Et c’est un vieux sage qui connaît la fin de l’histoire, un sage pneumologue qui connaît la fin de l’histoire qui aura eu le mot juste. Le Pr Bertrand Dautzenberg vient de déclarer sur une radio privée : «ce produit a été conçu pour rester fumeur».
Le ballet du chat vient de commencer, les souris ne le savent pas encore. Elles découvriront bientôt cette cigarette électronique, petite et noire, de la taille des cigarettes classiques.2 Les boîtes de deux recharges se vendront au prix de dix euros, vapoteuse jetable, prête à l’emploi, sans le chargement de trois heures. Les souris qui le voudront sauront que le malin «joue la carte de la qualité et revendique l’estampille de la Food and Drug Administration américaine pour les composants fabriqués à Shenzhen, en Chine, ainsi que celle de la MHRA, l’agence de régulation des produits de santé britannique, pour l’assemblage et le remplissage à Liverpool». Les arômes ? Ils seraient élaborés près de la ville parfumée de Grasse et, assure-t-on, validés par les agences sanitaires françaises compétentes.
… le sevrage est aussi difficile pour le tabac que pour les médicaments an-tidépresseurs …

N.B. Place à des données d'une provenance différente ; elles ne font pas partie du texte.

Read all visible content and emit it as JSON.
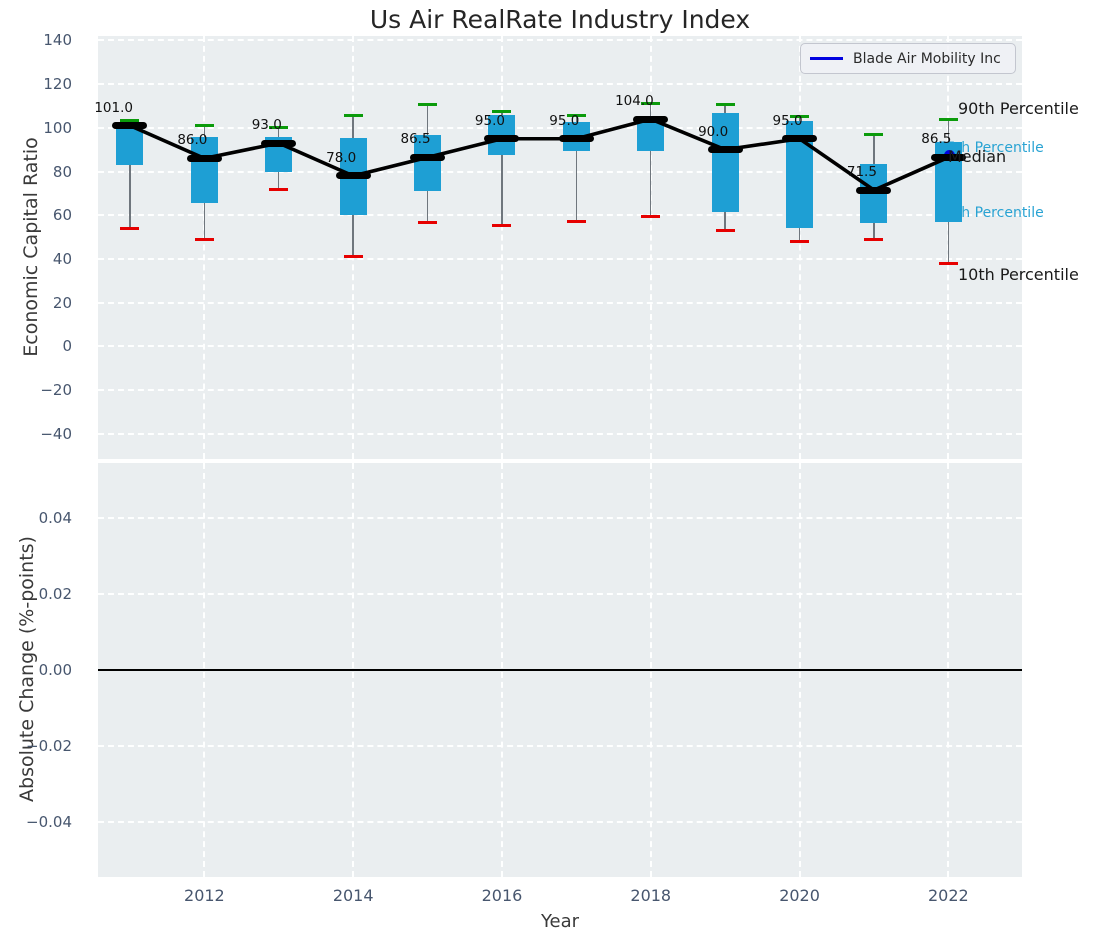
{
  "title": "Us Air RealRate Industry Index",
  "legend": {
    "label": "Blade Air Mobility Inc",
    "line_color": "#0202e0"
  },
  "colors": {
    "axes_background": "#eaeef0",
    "grid": "#ffffff",
    "box_fill": "#1e9fd4",
    "p90_cap": "#0b9b0b",
    "p10_cap": "#e60000",
    "whisker": "#6f767d",
    "median": "#000000",
    "company_line": "#0202e0",
    "cyan_annotation": "#29a3d3",
    "tick_text": "#47566e"
  },
  "chart_data": [
    {
      "type": "box",
      "title": "Us Air RealRate Industry Index",
      "xlabel": "Year",
      "ylabel": "Economic Capital Ratio",
      "ylim": [
        -51.5,
        142
      ],
      "xlim": [
        2010.57,
        2022.99
      ],
      "grid": true,
      "legend_position": "upper right",
      "legend_entries": [
        "Blade Air Mobility Inc"
      ],
      "years": [
        2011,
        2012,
        2013,
        2014,
        2015,
        2016,
        2017,
        2018,
        2019,
        2020,
        2021,
        2022
      ],
      "series": {
        "p10": [
          54,
          49,
          72,
          41,
          56.5,
          55.5,
          57,
          59.5,
          53,
          48,
          49,
          38
        ],
        "q1": [
          83,
          65.5,
          80,
          60,
          71,
          87.5,
          89.5,
          89.5,
          61.5,
          54,
          56.5,
          57
        ],
        "median": [
          101,
          86,
          93,
          78,
          86.5,
          95,
          95,
          104,
          90,
          95,
          71.5,
          86.5
        ],
        "q3": [
          101,
          96,
          96,
          95.5,
          96.5,
          106,
          102.5,
          105,
          107,
          103,
          83.5,
          93.5
        ],
        "p90": [
          103.5,
          101,
          100,
          105.5,
          110.5,
          107.5,
          105.5,
          111,
          110.5,
          105,
          97,
          104
        ]
      },
      "median_labels": [
        "101.0",
        "86.0",
        "93.0",
        "78.0",
        "86.5",
        "95.0",
        "95.0",
        "104.0",
        "90.0",
        "95.0",
        "71.5",
        "86.5"
      ],
      "company_overlay": {
        "name": "Blade Air Mobility Inc",
        "year": 2022,
        "value": 86.5
      },
      "y_ticks": {
        "values": [
          140,
          120,
          100,
          80,
          60,
          40,
          20,
          0,
          -20,
          -40
        ],
        "labels": [
          "140",
          "120",
          "100",
          "80",
          "60",
          "40",
          "20",
          "0",
          "−20",
          "−40"
        ]
      },
      "x_ticks": {
        "values": [
          2012,
          2014,
          2016,
          2018,
          2020,
          2022
        ],
        "labels": [
          "2012",
          "2014",
          "2016",
          "2018",
          "2020",
          "2022"
        ]
      },
      "annotations": [
        {
          "text": "90th Percentile",
          "target": "p90",
          "emphasis": "dark"
        },
        {
          "text": "75th Percentile",
          "target": "q3",
          "emphasis": "cyan"
        },
        {
          "text": "Median",
          "target": "median",
          "emphasis": "dark"
        },
        {
          "text": "25th Percentile",
          "target": "q1",
          "emphasis": "cyan"
        },
        {
          "text": "10th Percentile",
          "target": "p10",
          "emphasis": "dark"
        }
      ]
    },
    {
      "type": "line",
      "xlabel": "Year",
      "ylabel": "Absolute Change (%-points)",
      "ylim": [
        -0.0545,
        0.0545
      ],
      "grid": true,
      "zero_line": 0.0,
      "series": [],
      "y_ticks": {
        "values": [
          0.04,
          0.02,
          0.0,
          -0.02,
          -0.04
        ],
        "labels": [
          "0.04",
          "0.02",
          "0.00",
          "−0.02",
          "−0.04"
        ]
      },
      "x_ticks": {
        "values": [
          2012,
          2014,
          2016,
          2018,
          2020,
          2022
        ],
        "labels": [
          "2012",
          "2014",
          "2016",
          "2018",
          "2020",
          "2022"
        ]
      }
    }
  ]
}
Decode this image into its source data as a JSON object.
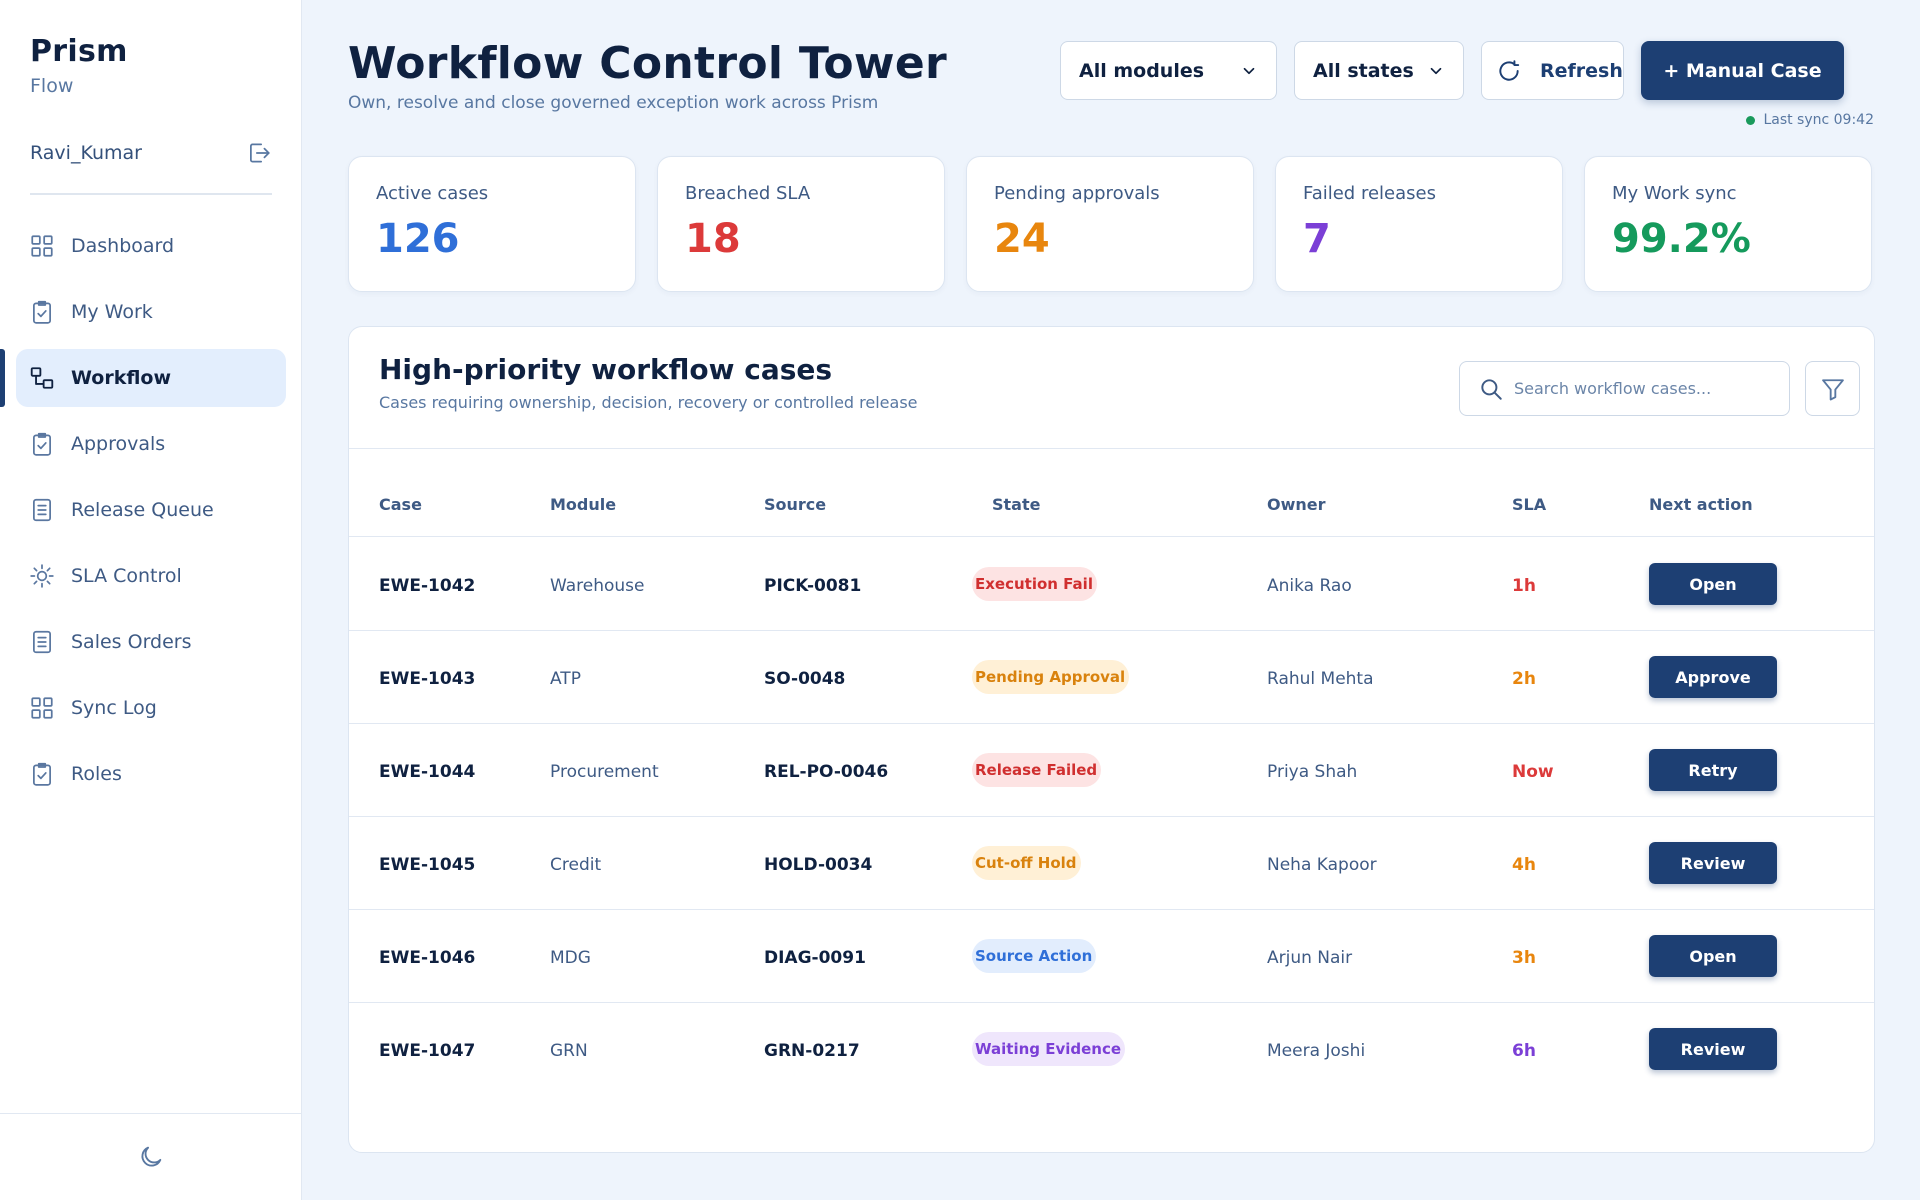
{
  "brand": {
    "name": "Prism",
    "sub": "Flow"
  },
  "user": {
    "name": "Ravi_Kumar"
  },
  "nav": [
    {
      "label": "Dashboard",
      "icon": "grid-icon",
      "active": false
    },
    {
      "label": "My Work",
      "icon": "clipboard-check-icon",
      "active": false
    },
    {
      "label": "Workflow",
      "icon": "workflow-icon",
      "active": true
    },
    {
      "label": "Approvals",
      "icon": "clipboard-check-icon",
      "active": false
    },
    {
      "label": "Release Queue",
      "icon": "document-icon",
      "active": false
    },
    {
      "label": "SLA Control",
      "icon": "sun-gear-icon",
      "active": false
    },
    {
      "label": "Sales Orders",
      "icon": "document-icon",
      "active": false
    },
    {
      "label": "Sync Log",
      "icon": "grid-icon",
      "active": false
    },
    {
      "label": "Roles",
      "icon": "clipboard-check-icon",
      "active": false
    }
  ],
  "header": {
    "title": "Workflow Control Tower",
    "subtitle": "Own, resolve and close governed exception work across Prism",
    "module_filter": "All modules",
    "state_filter": "All states",
    "refresh_label": "Refresh",
    "manual_case_label": "+ Manual Case",
    "last_sync": "Last sync 09:42"
  },
  "kpis": [
    {
      "label": "Active cases",
      "value": "126",
      "color": "#2f6fd8"
    },
    {
      "label": "Breached SLA",
      "value": "18",
      "color": "#dc3a3a"
    },
    {
      "label": "Pending approvals",
      "value": "24",
      "color": "#e8860e"
    },
    {
      "label": "Failed releases",
      "value": "7",
      "color": "#7b3fd6"
    },
    {
      "label": "My Work sync",
      "value": "99.2%",
      "color": "#159a5c"
    }
  ],
  "panel": {
    "title": "High-priority workflow cases",
    "subtitle": "Cases requiring ownership, decision, recovery or controlled release",
    "search_placeholder": "Search workflow cases..."
  },
  "table": {
    "columns": [
      "Case",
      "Module",
      "Source",
      "State",
      "Owner",
      "SLA",
      "Next action"
    ],
    "rows": [
      {
        "case": "EWE-1042",
        "module": "Warehouse",
        "source": "PICK-0081",
        "state": "Execution Fail",
        "state_bg": "#fde3e3",
        "state_fg": "#d02f2f",
        "owner": "Anika Rao",
        "sla": "1h",
        "sla_color": "#dc3a3a",
        "action": "Open"
      },
      {
        "case": "EWE-1043",
        "module": "ATP",
        "source": "SO-0048",
        "state": "Pending Approval",
        "state_bg": "#fff0d6",
        "state_fg": "#d9820d",
        "owner": "Rahul Mehta",
        "sla": "2h",
        "sla_color": "#e8860e",
        "action": "Approve"
      },
      {
        "case": "EWE-1044",
        "module": "Procurement",
        "source": "REL-PO-0046",
        "state": "Release Failed",
        "state_bg": "#fde3e3",
        "state_fg": "#d02f2f",
        "owner": "Priya Shah",
        "sla": "Now",
        "sla_color": "#dc3a3a",
        "action": "Retry"
      },
      {
        "case": "EWE-1045",
        "module": "Credit",
        "source": "HOLD-0034",
        "state": "Cut-off Hold",
        "state_bg": "#fff0d6",
        "state_fg": "#d9820d",
        "owner": "Neha Kapoor",
        "sla": "4h",
        "sla_color": "#e8860e",
        "action": "Review"
      },
      {
        "case": "EWE-1046",
        "module": "MDG",
        "source": "DIAG-0091",
        "state": "Source Action",
        "state_bg": "#e2edfd",
        "state_fg": "#2f6fd8",
        "owner": "Arjun Nair",
        "sla": "3h",
        "sla_color": "#e8860e",
        "action": "Open"
      },
      {
        "case": "EWE-1047",
        "module": "GRN",
        "source": "GRN-0217",
        "state": "Waiting Evidence",
        "state_bg": "#efe6fc",
        "state_fg": "#7b3fd6",
        "owner": "Meera Joshi",
        "sla": "6h",
        "sla_color": "#7b3fd6",
        "action": "Review"
      }
    ]
  }
}
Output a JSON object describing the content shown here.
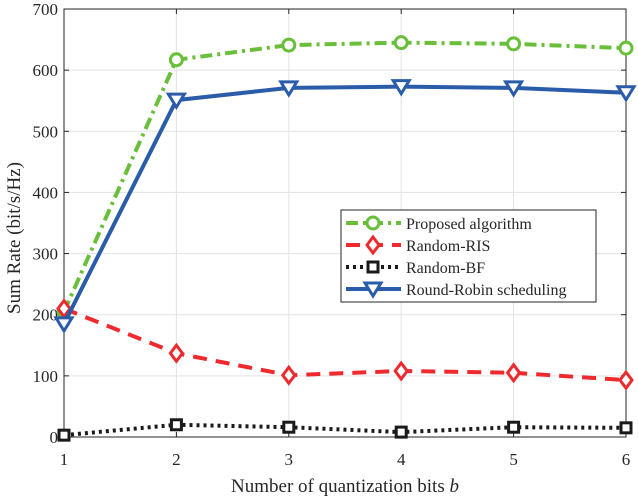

Quelques souris éclairées par la presse économique. Elles y apprendront, qu’en France, cinq cents marques de cigarettes électroniques s’affrontent pour séduire le consommateur. «Or aucune n’est connue» confie Heidi Theys, directeur du développement d’une filiale britannique d’Imperial Tobacco (Gauloises, Ducados, Davidoff). En lançant JAI, le groupe a l’ambition de créer la première marque à forte notoriété et d’accélérer les ventes pour compenser le recul du tabac.
JAI sera proposée au prix de 19 euros pour une boîte contenant deux recharges, deux batteries, un chargeur USB et un étui de voyage. Il n’y a pas, à ce stade, d’autres clients pour la cigarette électronique que les fumeurs de tabac. Les cigarettes électroniques n’en contiennent pas, exception faite de la Ploom de Japan Tobacco.
«Arrêter le tabac du jour au lendemain» ? Est-ce dangereux ? Et si oui, pourquoi ? Certains pensent qu’il vaudrait mieux éviter cette brutalité. C’est du moins la conclusion d’un travail mené par une équipe de chercheurs de l’Université de Copenhague, dirigée par Paul Cumming – travail dont on peut voir depuis peu le résumé dans le Journal of Cerebral Blood Flow and Metabolism.3 Travail mené auprès de douze fumeurs durant leur premier jour de sevrage. Les chercheurs ont constaté qu’après 12 heures sans tabac, l’oxygénation et le débit sanguin cérébral des participants chutaient en moyenne de 17%. «Les mêmes symptômes sont observés chez les patients atteints de démence», commente le Pr Albert Gjedde, chercheur en neurosciences à l’Université de Copenhague et co-auteur de l’étude.
«Contrairement à ce que l’on pensait, ce n’est pas pour retrouver un effet de bien-être provoqué par la cigarette que les fumeurs retombent dans leur addiction, mais simplement parce que les symptômes de manque sont insupportables, avance le Pr Gjedde. Ce qui expliquerait pourquoi le sevrage est aussi difficile pour le tabac que pour les médicaments antidépresseurs. Ces nouveaux résultats suggèrent qu’il serait plus efficace d’arrêter la cigarette de façon graduelle pour contrer les symptômes de manque.» Ce spécialiste reconnaît toutefois bien volontiers que des études supplémentaires seront nécessaires. Notamment pour déterminer le temps dont a besoin le cerveau d’un ancien fumeur pour retrouver son flux sanguin normal. Des semaines ? Des mois ? A Copenhague on ne se prononce pas. Des années ?
«Un arrêt graduel avec substituts nicotiniques ou cigarettes électroniques est généralement conseillé pour les gens très dépendants», confirme, en France, Jacques Le Houezec, conseiller en santé publique et dépendance tabagique. Il ajoute toutefois aussitôt : «les techniques à adopter pour l’arrêt du tabac se font au cas par cas. Pour certaines personnes, il est plus facile d’arrêter du jour au lendemain».
Dans tous les cas c’est briser ses chaînes. Redevenir libre. Voilà qui peut aider à réussir. Et à tenir le cerveau hors de l’eau.